Can we obtain an analytical solution for the following optimization problem?
$$\max\limits_{x_i \in [0,1]} \left(\sum\limits_{i = 1}^n a_i x_i \right) - \left( \sum\limits_{i = 1}^n x_i \right)^2$$
Do the KKT conditions imply the following,
For all $j$,
i. $x^*_j \in \lbrace 0,1\rbrace$, or
ii. if $x_j \in (0,1)$, then $\sum\limits_{i = 1}^nx^*_i = \dfrac{v_j}{2}$.
First it is easy to see that if $ a_i \leq0 $ at optimal solution we have $x_i = 0$, and we can omit the variable $x_i$ so let's first assume $a_i$ are distinct hence (WLOG by rearranging x_i) $$ 0 < a_1 < a_2 < a_3 ... < a_n $$
Now let assume at the Unique optimal solution, say $(x^*_1 , x^*_2,..., x^*_n)$, we have $\sum\limits_{i = 1}^nx^*_i = \epsilon,$ obviously based our assumption $ \epsilon > 0. $ So one can rewrite problem equivalently as $$ \begin{array}{ll} \text{maximize} & \sum\limits_{i = 1}^na_ix_i\\ \text{subject to} & \\ & \sum\limits_{i = 1}^nx_i = \epsilon \\ & 0\leq x_1,x_2,...,x_n \leq 1\end{array} $$
This is a linear programing.

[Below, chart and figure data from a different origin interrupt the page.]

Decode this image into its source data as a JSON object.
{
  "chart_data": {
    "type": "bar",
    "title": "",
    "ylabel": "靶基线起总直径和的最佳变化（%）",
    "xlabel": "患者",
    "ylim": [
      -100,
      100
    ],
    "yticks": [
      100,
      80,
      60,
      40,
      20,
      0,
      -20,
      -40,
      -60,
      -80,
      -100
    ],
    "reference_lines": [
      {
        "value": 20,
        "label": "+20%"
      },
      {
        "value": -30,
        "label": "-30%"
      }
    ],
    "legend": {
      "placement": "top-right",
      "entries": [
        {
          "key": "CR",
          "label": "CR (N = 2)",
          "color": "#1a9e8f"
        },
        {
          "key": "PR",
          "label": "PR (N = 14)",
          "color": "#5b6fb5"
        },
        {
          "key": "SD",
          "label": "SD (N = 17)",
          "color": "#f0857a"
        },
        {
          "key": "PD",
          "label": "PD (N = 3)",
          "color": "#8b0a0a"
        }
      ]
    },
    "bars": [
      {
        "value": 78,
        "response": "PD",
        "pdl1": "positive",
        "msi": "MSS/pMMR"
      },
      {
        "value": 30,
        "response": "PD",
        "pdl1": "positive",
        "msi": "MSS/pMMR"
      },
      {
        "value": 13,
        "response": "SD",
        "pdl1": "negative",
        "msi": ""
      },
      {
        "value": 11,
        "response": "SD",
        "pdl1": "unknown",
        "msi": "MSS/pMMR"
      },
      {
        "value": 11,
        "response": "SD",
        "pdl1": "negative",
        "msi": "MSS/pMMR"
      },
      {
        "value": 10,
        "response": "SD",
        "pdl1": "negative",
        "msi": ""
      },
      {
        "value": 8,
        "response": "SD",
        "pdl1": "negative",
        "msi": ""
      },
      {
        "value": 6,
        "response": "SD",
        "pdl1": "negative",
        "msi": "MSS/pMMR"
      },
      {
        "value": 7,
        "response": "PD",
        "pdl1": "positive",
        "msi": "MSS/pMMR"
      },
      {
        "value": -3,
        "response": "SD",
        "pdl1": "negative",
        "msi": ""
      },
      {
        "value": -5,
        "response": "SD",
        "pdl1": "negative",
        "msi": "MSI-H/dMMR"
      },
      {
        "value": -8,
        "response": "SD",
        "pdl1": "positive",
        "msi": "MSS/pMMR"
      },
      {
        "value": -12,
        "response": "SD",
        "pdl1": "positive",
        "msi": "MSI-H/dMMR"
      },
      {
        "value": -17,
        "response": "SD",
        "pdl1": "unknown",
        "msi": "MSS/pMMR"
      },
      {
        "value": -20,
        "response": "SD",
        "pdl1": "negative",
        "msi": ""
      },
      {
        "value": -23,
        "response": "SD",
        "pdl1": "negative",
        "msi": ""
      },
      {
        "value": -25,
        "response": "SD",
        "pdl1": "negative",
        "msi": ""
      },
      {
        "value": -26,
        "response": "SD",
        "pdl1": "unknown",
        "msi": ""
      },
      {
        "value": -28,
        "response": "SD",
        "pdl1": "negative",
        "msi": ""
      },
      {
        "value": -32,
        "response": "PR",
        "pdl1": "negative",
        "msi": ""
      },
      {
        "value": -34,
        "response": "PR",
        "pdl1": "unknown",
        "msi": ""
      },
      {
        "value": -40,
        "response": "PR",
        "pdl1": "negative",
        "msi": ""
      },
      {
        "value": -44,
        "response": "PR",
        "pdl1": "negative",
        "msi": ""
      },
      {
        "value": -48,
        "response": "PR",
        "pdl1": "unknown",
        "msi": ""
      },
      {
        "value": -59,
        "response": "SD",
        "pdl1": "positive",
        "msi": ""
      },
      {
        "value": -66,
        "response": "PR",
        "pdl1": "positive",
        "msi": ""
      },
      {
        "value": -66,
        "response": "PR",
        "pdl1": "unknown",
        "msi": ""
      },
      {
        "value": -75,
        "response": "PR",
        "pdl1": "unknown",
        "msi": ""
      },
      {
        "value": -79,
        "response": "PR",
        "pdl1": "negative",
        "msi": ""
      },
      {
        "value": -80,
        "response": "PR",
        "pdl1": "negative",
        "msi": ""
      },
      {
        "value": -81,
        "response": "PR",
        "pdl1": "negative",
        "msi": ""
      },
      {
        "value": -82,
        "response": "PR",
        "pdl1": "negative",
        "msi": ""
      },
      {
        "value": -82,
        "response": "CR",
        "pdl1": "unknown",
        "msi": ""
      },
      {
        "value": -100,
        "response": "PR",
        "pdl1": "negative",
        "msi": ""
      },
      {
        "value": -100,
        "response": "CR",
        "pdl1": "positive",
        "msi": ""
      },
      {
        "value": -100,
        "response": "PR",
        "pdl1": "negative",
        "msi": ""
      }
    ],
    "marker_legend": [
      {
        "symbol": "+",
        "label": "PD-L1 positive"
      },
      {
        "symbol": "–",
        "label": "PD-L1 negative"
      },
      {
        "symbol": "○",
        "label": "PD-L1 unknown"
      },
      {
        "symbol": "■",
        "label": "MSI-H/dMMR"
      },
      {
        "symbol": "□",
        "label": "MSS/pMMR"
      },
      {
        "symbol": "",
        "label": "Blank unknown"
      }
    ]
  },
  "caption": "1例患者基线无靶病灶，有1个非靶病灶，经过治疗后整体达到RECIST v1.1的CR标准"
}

A simple analysis reveals that the optimal solution is $(0,0,..0, \epsilon -j,1,1,..,1)$. Where numbers of $1$s is $j$ and $ 0 \leq x^*_{n-j} = \epsilon - j < 1.$
Clarification about the index $j:$ depending $\epsilon$ the index $j$ can be any number within the set $\{0,1,2,..,n\}$, for example if $\epsilon < 1$ then optimal solution is $(0,0,..0,\epsilon)$ i.e., $j=0$, or if $\epsilon = \frac{3}{2}$ then the optimal solution is $(0,0,..0,\frac{1}{2},1)$ i.e., $j=1$, or if $\epsilon =n$ then optimal solution is $(1,1,...,1)$ i.e., $j=n$.

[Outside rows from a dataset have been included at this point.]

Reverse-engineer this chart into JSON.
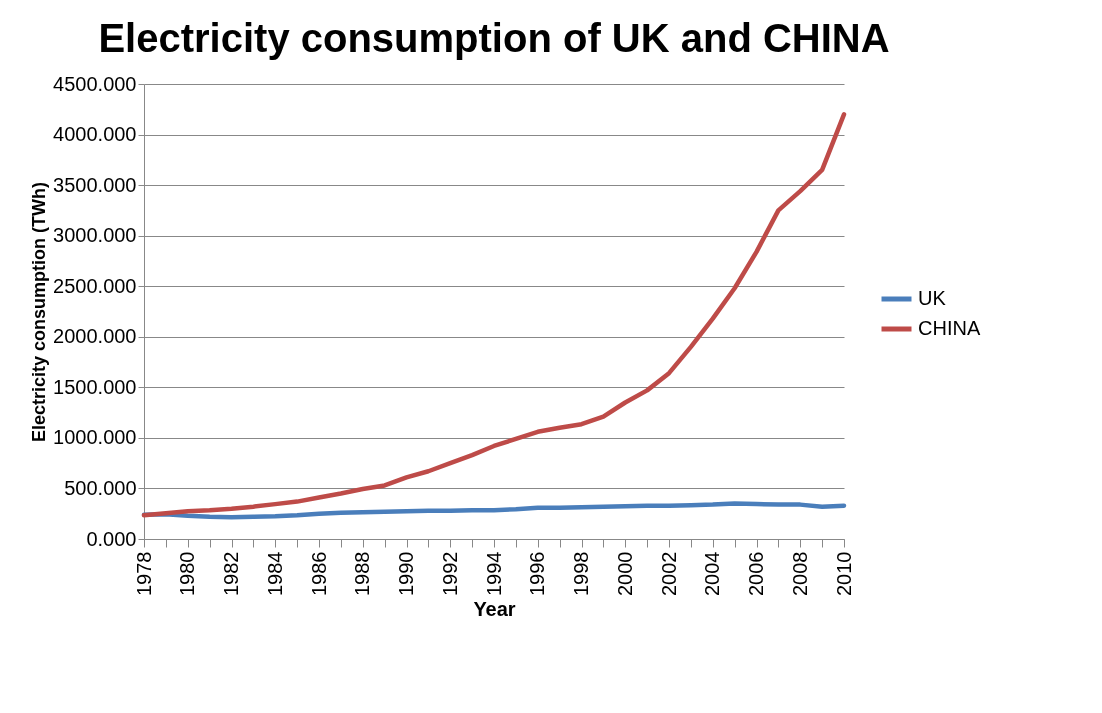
{
  "chart_data": {
    "type": "line",
    "title": "Electricity consumption of UK and CHINA",
    "xlabel": "Year",
    "ylabel": "Electricity consumption (TWh)",
    "x": [
      1978,
      1979,
      1980,
      1981,
      1982,
      1983,
      1984,
      1985,
      1986,
      1987,
      1988,
      1989,
      1990,
      1991,
      1992,
      1993,
      1994,
      1995,
      1996,
      1997,
      1998,
      1999,
      2000,
      2001,
      2002,
      2003,
      2004,
      2005,
      2006,
      2007,
      2008,
      2009,
      2010
    ],
    "series": [
      {
        "name": "UK",
        "color": "#4a7ebb",
        "values": [
          240,
          245,
          230,
          220,
          215,
          220,
          225,
          235,
          250,
          260,
          265,
          270,
          275,
          280,
          280,
          285,
          285,
          295,
          310,
          310,
          315,
          320,
          325,
          330,
          330,
          335,
          340,
          350,
          345,
          340,
          340,
          320,
          330
        ]
      },
      {
        "name": "CHINA",
        "color": "#be4b48",
        "values": [
          235,
          255,
          275,
          285,
          300,
          320,
          345,
          370,
          410,
          450,
          495,
          530,
          610,
          670,
          750,
          830,
          920,
          990,
          1060,
          1100,
          1135,
          1210,
          1350,
          1470,
          1640,
          1900,
          2180,
          2480,
          2840,
          3250,
          3440,
          3650,
          4200
        ]
      }
    ],
    "xlim": [
      1978,
      2010
    ],
    "xticks": [
      1978,
      {
        "value": 1979,
        "label": null
      },
      1980,
      {
        "value": 1981,
        "label": null
      },
      1982,
      {
        "value": 1983,
        "label": null
      },
      1984,
      {
        "value": 1985,
        "label": null
      },
      1986,
      {
        "value": 1987,
        "label": null
      },
      1988,
      {
        "value": 1989,
        "label": null
      },
      1990,
      {
        "value": 1991,
        "label": null
      },
      1992,
      {
        "value": 1993,
        "label": null
      },
      1994,
      {
        "value": 1995,
        "label": null
      },
      1996,
      {
        "value": 1997,
        "label": null
      },
      1998,
      {
        "value": 1999,
        "label": null
      },
      2000,
      {
        "value": 2001,
        "label": null
      },
      2002,
      {
        "value": 2003,
        "label": null
      },
      2004,
      {
        "value": 2005,
        "label": null
      },
      2006,
      {
        "value": 2007,
        "label": null
      },
      2008,
      {
        "value": 2009,
        "label": null
      },
      2010
    ],
    "ylim": [
      0,
      4500
    ],
    "yticks": [
      {
        "value": 0,
        "label": "0.000"
      },
      {
        "value": 500,
        "label": "500.000"
      },
      {
        "value": 1000,
        "label": "1000.000"
      },
      {
        "value": 1500,
        "label": "1500.000"
      },
      {
        "value": 2000,
        "label": "2000.000"
      },
      {
        "value": 2500,
        "label": "2500.000"
      },
      {
        "value": 3000,
        "label": "3000.000"
      },
      {
        "value": 3500,
        "label": "3500.000"
      },
      {
        "value": 4000,
        "label": "4000.000"
      },
      {
        "value": 4500,
        "label": "4500.000"
      }
    ],
    "grid": "y",
    "legend": "right",
    "marker": "none",
    "line_style": "solid"
  }
}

Now to finish problem we only need find $\epsilon$ (or $x^*_{n-j}$)! To End this, back to original problem we know at optimal solution we have $$ x_1 = x_2 = x_{n-j-1} = 0, ~ x_{n-j+1} = x_{n-j+2}=...=x_{n} =1 $$
so we only need to maximize $a_{n-j} x_{n-j} - (x_{n-j} + j )^2 $ over the interval constraint $ x_{n-j} \in [0,1]$, Hence, $x^*_{n-j} = \max \{ \frac{a_{n-j}}{2} - j , 0 \}.$
Therefore in general the closed formula is obtained if $a_I$ are distinct.
For the case $a_i$ are not distinct, one can merge all variables with same $a_i$! and consider similar approach to get result.